Когда в пустой квартире настежь открыты окна и висящую на длинном проводе лампу без абажура мотают в разные стороны беспорядочные сквозняки – пора что-то решать. В комнате из мебели присутствовал лишь стул, заляпанный краской, да шатающийся трехногий стол — инвалид. Все остальное было давно вывезено и реализовано. Сейчас он подпишет последние бумаги и отдаст ключи. Осторожно прикроет за собой дверь, выходя на лестницу, и спустится вниз. Как обычно пересчитывая ступени. Хотя знает, что их ровно шесть.
До вокзала двадцать минут пешком. Поезд отходит через три часа. Он аккуратно свинтил пробку и отхлебнул. Еще полгода назад все было по-другому. За шесть месяцев все, что он с таким трудом выстроил, рухнуло, осыпавшись карточным домиком. Дешевое пойло винтом вливалось в жадный рот. Сто. Двести. Двести пятьдесят. Все. Он еще на пару секунд задержал воздух, и только когда последние капли провалились внутрь, резко выдохнул и закрыл глаза.

- Мы же совершенно разные люди. Разные. Понимаешь? У нас абсолютно нет общих интересов. Никаких. Тебя не интересует моя работа. Тебе наплевать на мою карьеру. Ты ненавидишь моих друзей.

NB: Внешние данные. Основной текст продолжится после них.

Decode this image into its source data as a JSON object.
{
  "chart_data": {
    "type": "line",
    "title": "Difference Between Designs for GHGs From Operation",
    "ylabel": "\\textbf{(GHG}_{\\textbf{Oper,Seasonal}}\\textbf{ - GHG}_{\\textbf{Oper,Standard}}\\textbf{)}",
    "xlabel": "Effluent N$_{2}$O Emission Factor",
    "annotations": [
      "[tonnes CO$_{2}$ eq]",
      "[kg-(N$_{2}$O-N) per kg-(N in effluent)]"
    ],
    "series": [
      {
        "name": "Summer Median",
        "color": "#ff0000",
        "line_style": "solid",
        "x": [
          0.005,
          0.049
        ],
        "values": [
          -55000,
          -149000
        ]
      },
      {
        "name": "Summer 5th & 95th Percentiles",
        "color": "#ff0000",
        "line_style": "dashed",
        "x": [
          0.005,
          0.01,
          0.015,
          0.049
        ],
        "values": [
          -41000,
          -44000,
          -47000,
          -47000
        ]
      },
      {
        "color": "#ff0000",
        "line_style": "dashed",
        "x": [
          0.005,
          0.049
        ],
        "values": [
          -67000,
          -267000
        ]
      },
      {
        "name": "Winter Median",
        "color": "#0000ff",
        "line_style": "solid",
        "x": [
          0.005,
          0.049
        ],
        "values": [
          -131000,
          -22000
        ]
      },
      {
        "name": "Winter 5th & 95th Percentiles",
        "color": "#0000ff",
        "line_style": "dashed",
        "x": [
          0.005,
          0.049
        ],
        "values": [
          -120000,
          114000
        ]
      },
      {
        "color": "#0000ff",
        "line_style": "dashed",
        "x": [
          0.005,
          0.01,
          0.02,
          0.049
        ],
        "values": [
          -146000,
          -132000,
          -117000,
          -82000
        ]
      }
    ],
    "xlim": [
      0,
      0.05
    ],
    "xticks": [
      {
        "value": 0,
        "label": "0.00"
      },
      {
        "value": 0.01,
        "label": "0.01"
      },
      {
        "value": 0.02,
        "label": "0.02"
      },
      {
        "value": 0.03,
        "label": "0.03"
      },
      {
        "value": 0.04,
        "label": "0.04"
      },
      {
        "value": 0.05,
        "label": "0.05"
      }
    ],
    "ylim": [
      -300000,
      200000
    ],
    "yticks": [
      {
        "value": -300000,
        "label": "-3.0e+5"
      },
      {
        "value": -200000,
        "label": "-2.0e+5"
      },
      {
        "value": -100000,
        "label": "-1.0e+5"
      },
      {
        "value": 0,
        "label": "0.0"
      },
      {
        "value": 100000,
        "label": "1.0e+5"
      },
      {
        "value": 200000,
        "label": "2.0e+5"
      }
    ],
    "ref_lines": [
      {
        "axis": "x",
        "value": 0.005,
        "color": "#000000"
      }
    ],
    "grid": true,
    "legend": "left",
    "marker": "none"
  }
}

Ты вообще способен испытывать положительные эмоции? Мои друзья для тебя- уроды и тупицы. Либо трахают меня по очереди в командировках. Так ведь ты думаешь? Да? Мой спорт для тебя тоже стал проблемой. А здесь к кому ты меня ревнуешь? К тренеру? Ха-ха. Или к подружкам? Ну? Скажи. А теперь посмотри на себя. Да. Вот подойди к зеркалу и посмотри. Сколько ты пьешь? Не считал? Лет десять квасишь без перерыва. Господи, ну куда я только смотрела, когда согласилась выйти за такого урода. Я зарабатываю в два раза больше тебя. Я таскаю тебя по заграницам. Да если бы не я, ты давно сдох под забором. Алкаш проклятый. Сочиняет он… читала говно твое. Такая же мерзость, как твоя убогая жизнь.

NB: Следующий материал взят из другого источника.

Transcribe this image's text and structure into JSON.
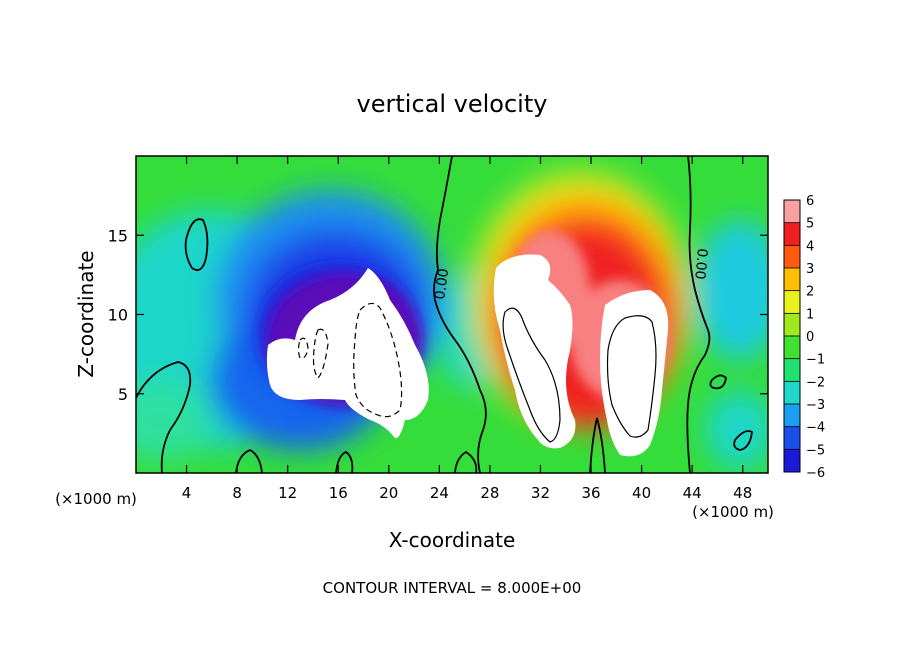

Все. Я решила. Мы уезжаем. Сегодня же. Пока на месяц, а дальше посмотрим. Мой совет — звонить, писать и, что ты там еще любишь – не надо. Даже не думай. С сыном можешь видится по выходным. Если будешь в состоянии. На развод я подам в начале недели. Да, и займись, пожалуйста, квартирным вопросом. Твоя доля здесь есть. Поэтому или продаем, или назови сумму. Я тебе заплачу.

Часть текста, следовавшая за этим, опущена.